You can think of those samples of 100 people as the model. The model is the initial training data which sets the base probabilities of the responses. You influence those probabilities with your prompt.
Like training a carpenter, the AI’s model is shaped by the data it learned from. But like asking strangers vs. experts, the answers depend on who “taught” it.
Bringing it all together
An AI uses probabilities to generate its response. Remember, an AI doesn’t “know” answers, it guesses what comes next. Your prompt tells it what kind of guess to make.

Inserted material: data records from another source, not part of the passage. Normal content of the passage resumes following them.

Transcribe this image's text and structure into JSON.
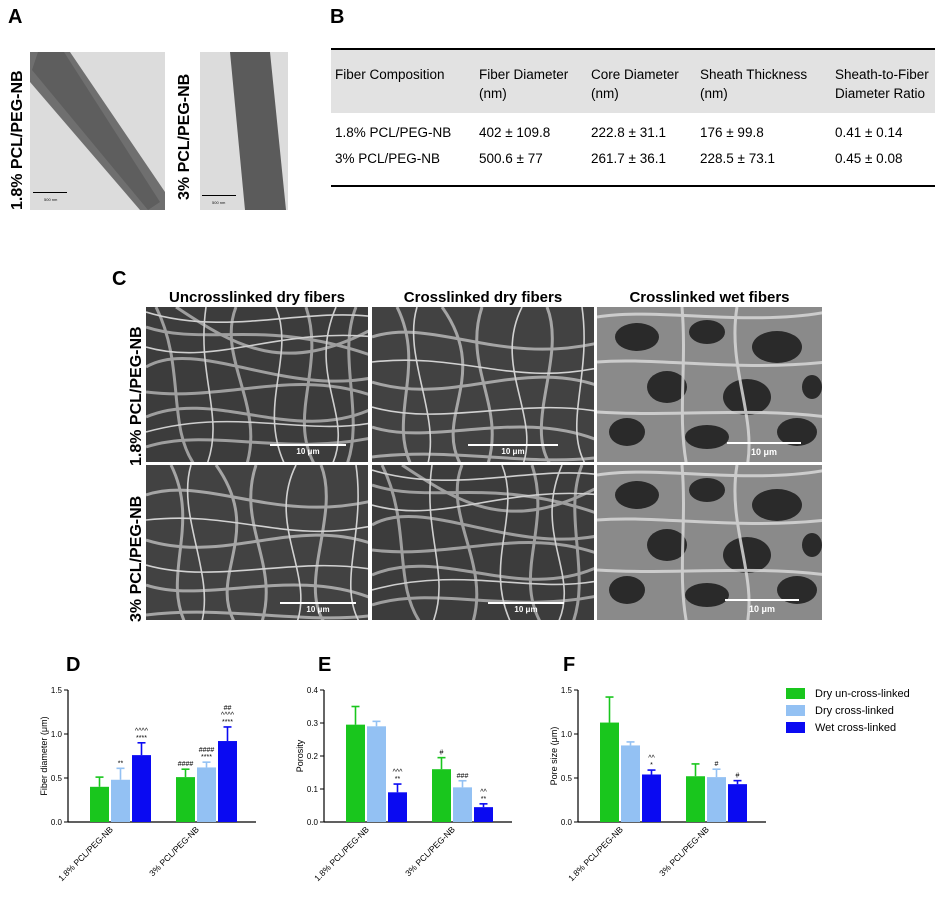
{
  "panels": {
    "a": "A",
    "b": "B",
    "c": "C",
    "d": "D",
    "e": "E",
    "f": "F"
  },
  "tem": {
    "label1": "1.8% PCL/PEG-NB",
    "label2": "3% PCL/PEG-NB",
    "scale1": "500 nm",
    "scale2": "500 nm"
  },
  "table": {
    "headers": [
      "Fiber Composition",
      "Fiber Diameter (nm)",
      "Core Diameter (nm)",
      "Sheath Thickness (nm)",
      "Sheath-to-Fiber Diameter Ratio"
    ],
    "rows": [
      [
        "1.8% PCL/PEG-NB",
        "402 ± 109.8",
        "222.8 ± 31.1",
        "176 ± 99.8",
        "0.41 ± 0.14"
      ],
      [
        "3% PCL/PEG-NB",
        "500.6 ± 77",
        "261.7 ± 36.1",
        "228.5 ± 73.1",
        "0.45 ± 0.08"
      ]
    ]
  },
  "sem": {
    "col1": "Uncrosslinked dry fibers",
    "col2": "Crosslinked dry fibers",
    "col3": "Crosslinked wet fibers",
    "row1": "1.8% PCL/PEG-NB",
    "row2": "3% PCL/PEG-NB",
    "scale_small": "10 μm",
    "scale_wet": "10 μm"
  },
  "legend": {
    "items": [
      {
        "label": "Dry un-cross-linked",
        "color": "#19c61d"
      },
      {
        "label": "Dry cross-linked",
        "color": "#93c1f3"
      },
      {
        "label": "Wet cross-linked",
        "color": "#0a0af2"
      }
    ]
  },
  "chart_data": [
    {
      "type": "bar",
      "panel": "D",
      "ylabel": "Fiber diameter (μm)",
      "ylim": [
        0,
        1.5
      ],
      "yticks": [
        "0.0",
        "0.5",
        "1.0",
        "1.5"
      ],
      "categories": [
        "1.8% PCL/PEG-NB",
        "3% PCL/PEG-NB"
      ],
      "series": [
        {
          "name": "Dry un-cross-linked",
          "values": [
            0.4,
            0.51
          ],
          "err": [
            0.11,
            0.09
          ],
          "marks": [
            [],
            [
              "####"
            ]
          ]
        },
        {
          "name": "Dry cross-linked",
          "values": [
            0.48,
            0.62
          ],
          "err": [
            0.13,
            0.06
          ],
          "marks": [
            [
              "**"
            ],
            [
              "####",
              "****"
            ]
          ]
        },
        {
          "name": "Wet cross-linked",
          "values": [
            0.76,
            0.92
          ],
          "err": [
            0.14,
            0.16
          ],
          "marks": [
            [
              "^^^^",
              "****"
            ],
            [
              "##",
              "^^^^",
              "****"
            ]
          ]
        }
      ]
    },
    {
      "type": "bar",
      "panel": "E",
      "ylabel": "Porosity",
      "ylim": [
        0,
        0.4
      ],
      "yticks": [
        "0.0",
        "0.1",
        "0.2",
        "0.3",
        "0.4"
      ],
      "categories": [
        "1.8% PCL/PEG-NB",
        "3% PCL/PEG-NB"
      ],
      "series": [
        {
          "name": "Dry un-cross-linked",
          "values": [
            0.295,
            0.16
          ],
          "err": [
            0.055,
            0.035
          ],
          "marks": [
            [],
            [
              "#"
            ]
          ]
        },
        {
          "name": "Dry cross-linked",
          "values": [
            0.29,
            0.105
          ],
          "err": [
            0.015,
            0.02
          ],
          "marks": [
            [],
            [
              "###"
            ]
          ]
        },
        {
          "name": "Wet cross-linked",
          "values": [
            0.09,
            0.045
          ],
          "err": [
            0.025,
            0.01
          ],
          "marks": [
            [
              "^^^",
              "**"
            ],
            [
              "^^",
              "**"
            ]
          ]
        }
      ]
    },
    {
      "type": "bar",
      "panel": "F",
      "ylabel": "Pore size (μm)",
      "ylim": [
        0,
        1.5
      ],
      "yticks": [
        "0.0",
        "0.5",
        "1.0",
        "1.5"
      ],
      "categories": [
        "1.8% PCL/PEG-NB",
        "3% PCL/PEG-NB"
      ],
      "series": [
        {
          "name": "Dry un-cross-linked",
          "values": [
            1.13,
            0.52
          ],
          "err": [
            0.29,
            0.14
          ],
          "marks": [
            [],
            []
          ]
        },
        {
          "name": "Dry cross-linked",
          "values": [
            0.87,
            0.51
          ],
          "err": [
            0.04,
            0.09
          ],
          "marks": [
            [],
            [
              "#"
            ]
          ]
        },
        {
          "name": "Wet cross-linked",
          "values": [
            0.54,
            0.43
          ],
          "err": [
            0.05,
            0.04
          ],
          "marks": [
            [
              "^^",
              "*"
            ],
            [
              "#"
            ]
          ]
        }
      ]
    }
  ]
}
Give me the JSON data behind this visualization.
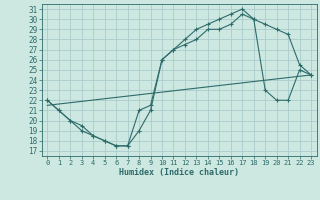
{
  "xlabel": "Humidex (Indice chaleur)",
  "bg_color": "#cce8e0",
  "grid_color": "#aacccc",
  "line_color": "#2e6b6b",
  "xlim": [
    -0.5,
    23.5
  ],
  "ylim": [
    16.5,
    31.5
  ],
  "xticks": [
    0,
    1,
    2,
    3,
    4,
    5,
    6,
    7,
    8,
    9,
    10,
    11,
    12,
    13,
    14,
    15,
    16,
    17,
    18,
    19,
    20,
    21,
    22,
    23
  ],
  "yticks": [
    17,
    18,
    19,
    20,
    21,
    22,
    23,
    24,
    25,
    26,
    27,
    28,
    29,
    30,
    31
  ],
  "line1_x": [
    0,
    1,
    2,
    3,
    4,
    5,
    6,
    7,
    8,
    9,
    10,
    11,
    12,
    13,
    14,
    15,
    16,
    17,
    18,
    19,
    20,
    21,
    22,
    23
  ],
  "line1_y": [
    22,
    21,
    20,
    19,
    18.5,
    18,
    17.5,
    17.5,
    19,
    21,
    26,
    27,
    27.5,
    28,
    29,
    29,
    29.5,
    30.5,
    30,
    29.5,
    29,
    28.5,
    25.5,
    24.5
  ],
  "line2_x": [
    0,
    1,
    2,
    3,
    4,
    5,
    6,
    7,
    8,
    9,
    10,
    11,
    12,
    13,
    14,
    15,
    16,
    17,
    18,
    19,
    20,
    21,
    22,
    23
  ],
  "line2_y": [
    22,
    21,
    20,
    19.5,
    18.5,
    18,
    17.5,
    17.5,
    21,
    21.5,
    26,
    27,
    28,
    29,
    29.5,
    30,
    30.5,
    31,
    30,
    23,
    22,
    22,
    25,
    24.5
  ],
  "line3_x": [
    0,
    23
  ],
  "line3_y": [
    21.5,
    24.5
  ]
}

- A generative AI selects the most probable next token
- A token is a number which represents a piece of data
- The user provides a prompt to influence those probabilities
- A model is the initial data which provides the base probabilities
Just like using a hammer, you can improve your results with consistent practice. Yes, you’ll be bending a lot of nails at first. With patient practice, you’ll learn how to use an AI very effectively, and when to use it at all.